Test parts are always painted so that people will know not to send them to assembly to be put in a car.  Usually they’re red but this one is blue, no doubt for some advanced engineering reason such as a shortage of red spray paint in the crib.  Incidentally, if you have a mid-90s Camaro that pulls to the right a little, it might be from some test steering knuckles I drilled that mysteriously disappeared on the way to the measurement room.

The drive unit machining launch team worked on machines in our shop to fine-tune things while equipment was being installed in the plant.  I wasn’t involved except as a consultant on tooling and vibration issues.  Everyone in the car business is always in a hurry, and as you turn up the speed on machines you can get unstable vibrations in the structure unless you first characterize the dynamics of the system, which requires uncommon instrumentation and training.  Aside from a crash that destroyed a machine spindle it was an uneventful project.  The launch team attracted a steady stream of sales reps, so we weren’t short of donuts.  I would sometimes tell a sales rep with a box of donuts that their main competitor had brought steak sandwiches the day before.                   

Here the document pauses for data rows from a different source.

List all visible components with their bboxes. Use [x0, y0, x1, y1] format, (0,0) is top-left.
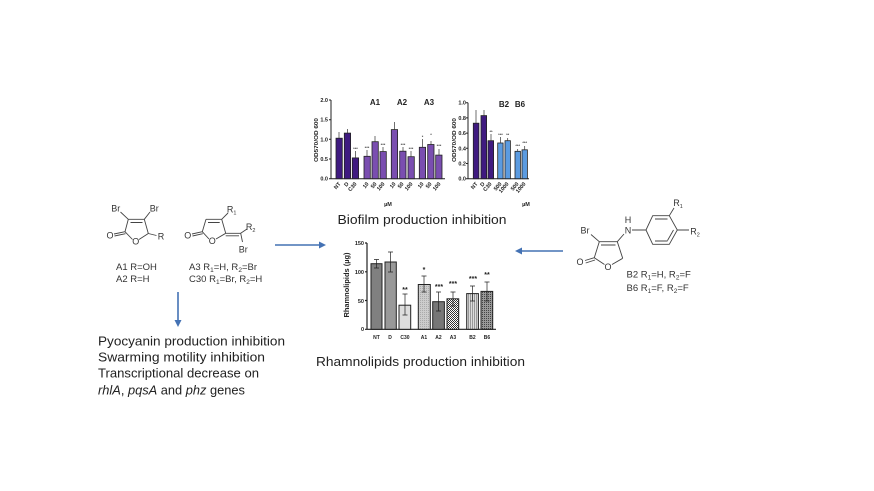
chemical structure: B2/B6	[576, 198, 700, 272]
rhamnolipids bar chart: 150	[355, 241, 364, 247]
compound labels A1/A2	[116, 262, 157, 285]
chemical structure: B2/B6: 1	[680, 204, 683, 210]
biofilm bar chart, A series: µM	[384, 202, 392, 208]
significance stars: **	[484, 272, 490, 279]
x tick labels: 50	[370, 181, 379, 190]
x tick labels: 50	[397, 181, 406, 190]
compound labels B2/B6: 1	[648, 288, 652, 295]
biofilm bar chart, B series: B6	[515, 100, 526, 109]
significance stars: *	[422, 134, 424, 139]
x tick labels: A2	[435, 335, 442, 341]
biofilm bar chart, B series	[452, 100, 530, 208]
rhamnolipids bar chart: 100	[355, 270, 364, 276]
chemical structure: B2/B6: R	[690, 226, 697, 236]
significance stars: ***	[409, 146, 414, 151]
x tick labels: 100	[404, 181, 415, 192]
compound labels B2/B6: =F	[677, 283, 689, 294]
x tick labels: C30	[400, 335, 410, 341]
compound labels B2/B6: 2	[674, 288, 678, 295]
arrow: right structure to rhamnolipids	[515, 248, 563, 254]
compound labels A1/A2: A2 R=H	[116, 274, 150, 285]
significance stars: ***	[401, 142, 406, 147]
x tick labels: NT	[373, 335, 380, 341]
significance stars: *	[423, 267, 426, 274]
compound labels B2/B6: 2	[676, 274, 680, 282]
compound labels A3/C30: 2	[246, 279, 250, 286]
x tick labels: 1000	[498, 181, 511, 195]
group labels: A1	[370, 98, 381, 107]
significance stars: ***	[437, 143, 442, 148]
chemical structure: A3/C30: O	[209, 236, 216, 246]
compound labels A3/C30: =Br	[242, 262, 257, 273]
significance stars: *	[430, 132, 432, 137]
x tick labels: D	[343, 181, 351, 188]
biofilm bar chart, A series: 0.5	[320, 157, 328, 163]
significance stars	[402, 267, 490, 294]
x tick labels: B6	[484, 335, 490, 341]
compound labels A3/C30	[189, 262, 262, 286]
x tick labels: NT	[333, 181, 343, 191]
significance stars: ***	[381, 142, 386, 147]
chemical structure: B2/B6: O	[576, 257, 584, 267]
x tick labels: 500	[510, 181, 521, 192]
chemical structure: A1/A2: Br	[111, 204, 120, 214]
effects text block: Transcriptional decrease on	[98, 366, 259, 381]
x tick labels: 10	[362, 181, 371, 190]
biofilm bar chart, A series: 2.0	[320, 98, 328, 104]
biofilm bar chart, A series: A2	[397, 98, 408, 107]
chemical structure: A1/A2: Br	[150, 204, 159, 214]
compound labels A3/C30: A3 R	[189, 262, 210, 273]
x tick labels: 500	[493, 181, 504, 192]
biofilm bar chart, A series	[314, 98, 445, 208]
compound labels B2/B6: =F, R	[651, 283, 674, 294]
rhamnolipids caption: Rhamnolipids production inhibition	[316, 354, 525, 369]
x tick labels: A3	[450, 335, 456, 341]
biofilm bar chart, B series: 0.0	[458, 177, 466, 183]
chemical structure: A1/A2: R	[158, 232, 165, 242]
chemical structure: A3/C30: R	[246, 222, 252, 232]
chemical structure: A1/A2: O	[132, 236, 139, 246]
compound labels A3/C30: 2	[238, 267, 242, 274]
compound labels A1/A2: A1 R=OH	[116, 262, 157, 273]
biofilm bar chart, B series: 0.8	[458, 116, 466, 122]
chemical structure: A1/A2	[106, 204, 165, 246]
significance stars	[489, 129, 527, 148]
chemical structure: B2/B6: N	[625, 226, 631, 236]
x tick labels: 50	[425, 181, 434, 190]
compound labels A3/C30: =H	[250, 274, 262, 285]
significance stars: ***	[498, 132, 503, 137]
biofilm bar chart, B series: 0.2	[458, 162, 466, 168]
compound labels B2/B6: =H, R	[651, 270, 676, 280]
chemical structure: A3/C30: R	[227, 204, 233, 214]
x tick labels: D	[479, 181, 487, 188]
chemical structure: B2/B6: Br	[580, 226, 590, 236]
x tick labels: A1	[421, 335, 427, 341]
compound labels A3/C30: =Br, R	[220, 274, 246, 285]
x tick labels: NT	[470, 181, 480, 191]
x tick labels: 10	[417, 181, 426, 190]
chemical structure: B2/B6: O	[604, 262, 612, 272]
significance stars: **	[402, 287, 408, 294]
chemical structure: A3/C30: O	[184, 230, 191, 240]
x tick labels	[470, 181, 528, 195]
x tick labels: 1000	[515, 181, 528, 195]
group labels: B2	[499, 100, 510, 109]
x tick labels: C30	[347, 181, 359, 193]
rhamnolipids bar chart: 0	[361, 327, 364, 333]
x tick labels: C30	[482, 181, 494, 193]
arrow: down to effects list	[174, 292, 182, 327]
compound labels A3/C30: =H, R	[214, 262, 238, 273]
compound labels B2/B6: =F	[679, 270, 691, 280]
chemical structure: A3/C30: 1	[233, 210, 236, 216]
rhamnolipids bar chart: 50	[358, 299, 364, 305]
biofilm caption: Biofilm production inhibition	[338, 212, 506, 227]
significance stars: ***	[435, 284, 443, 291]
biofilm bar chart, B series: 1.0	[458, 101, 466, 107]
significance stars: ***	[515, 143, 520, 148]
chemical structure: B2/B6: H	[625, 215, 631, 225]
compound labels B2/B6: B2 R	[626, 270, 648, 280]
significance stars	[353, 132, 442, 151]
biofilm bar chart, A series: 1.5	[320, 118, 328, 124]
compound labels A3/C30: 1	[216, 279, 220, 286]
significance stars: ***	[522, 140, 527, 145]
compound labels A3/C30: C30 R	[189, 274, 216, 285]
x tick labels: 100	[432, 181, 443, 192]
biofilm bar chart, A series: 0.0	[320, 177, 328, 183]
chemical structure: A1/A2: O	[106, 230, 114, 240]
x tick labels: 100	[376, 181, 387, 192]
chemical structure: A3/C30: Br	[239, 244, 248, 254]
significance stars: **	[506, 132, 510, 137]
compound labels B2/B6: B6 R	[626, 283, 648, 294]
x tick labels: 10	[389, 181, 398, 190]
x tick labels	[333, 181, 443, 193]
significance stars: ***	[469, 276, 477, 283]
effects text block	[98, 334, 285, 397]
compound labels A3/C30: 1	[210, 267, 214, 274]
arrow: left structures to rhamnolipids	[275, 242, 326, 248]
biofilm bar chart, B series: 0.4	[458, 146, 467, 152]
significance stars: **	[489, 129, 493, 134]
y axis title: Rhamnolipids (µg)	[344, 252, 351, 318]
significance stars: ***	[449, 281, 457, 288]
biofilm bar chart, A series: A3	[424, 98, 435, 107]
rhamnolipids bar chart	[344, 241, 496, 341]
x tick labels: D	[388, 335, 392, 341]
biofilm bar chart, A series: 1.0	[320, 137, 328, 143]
biofilm bar chart, B series: OD570/OD 600	[452, 118, 458, 162]
compound labels B2/B6	[626, 270, 691, 295]
significance stars: ***	[353, 146, 358, 151]
compound labels B2/B6: 1	[648, 274, 652, 282]
x tick labels: B2	[469, 335, 476, 341]
y axis title: OD570/OD 600	[314, 118, 320, 162]
significance stars: ***	[365, 145, 370, 150]
chemical structure: A3/C30	[184, 204, 255, 254]
effects text block: Pyocyanin production inhibition	[98, 334, 285, 349]
effects text block: Swarming motility inhibition	[98, 350, 265, 365]
chemical structure: B2/B6: 2	[697, 232, 700, 238]
effects text block: rhlA, pqsA and phz genes	[98, 382, 245, 397]
chemical structure: B2/B6: R	[673, 198, 680, 208]
chemical structure: A3/C30: 2	[252, 228, 255, 234]
biofilm bar chart, B series: 0.6	[458, 131, 466, 137]
biofilm bar chart, B series: µM	[522, 202, 530, 208]
x tick labels	[373, 335, 490, 341]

My plans for future covers are as follows:  2025 will feature internal combustion powertrain or driveline components (block, head, transmission case or axle carrier), 2026 will cover non-automotive projects from my aimless wandering period (plus maskmaking during the pandemic), 2027 will showcase machine shop and tool room folk art, and 2028 will be the Year of the Gear, a celebration of the exceptional beauty of gear cutting machinery.  I’ll worry about the covers after 2028 if Pulsebeat is still in business and I’m still the editor. 

The classical prototype for these notes is Extracts from Chordal’s Letters, the Odyssey of machine shop literature.  (There is no Iliad, although Rivethead has some Homeric passages.)  The reading period for Pulsebeat 10, which will be posted in January 2025, begins October 1.  Until January, enjoy the wonderful poems in this issue.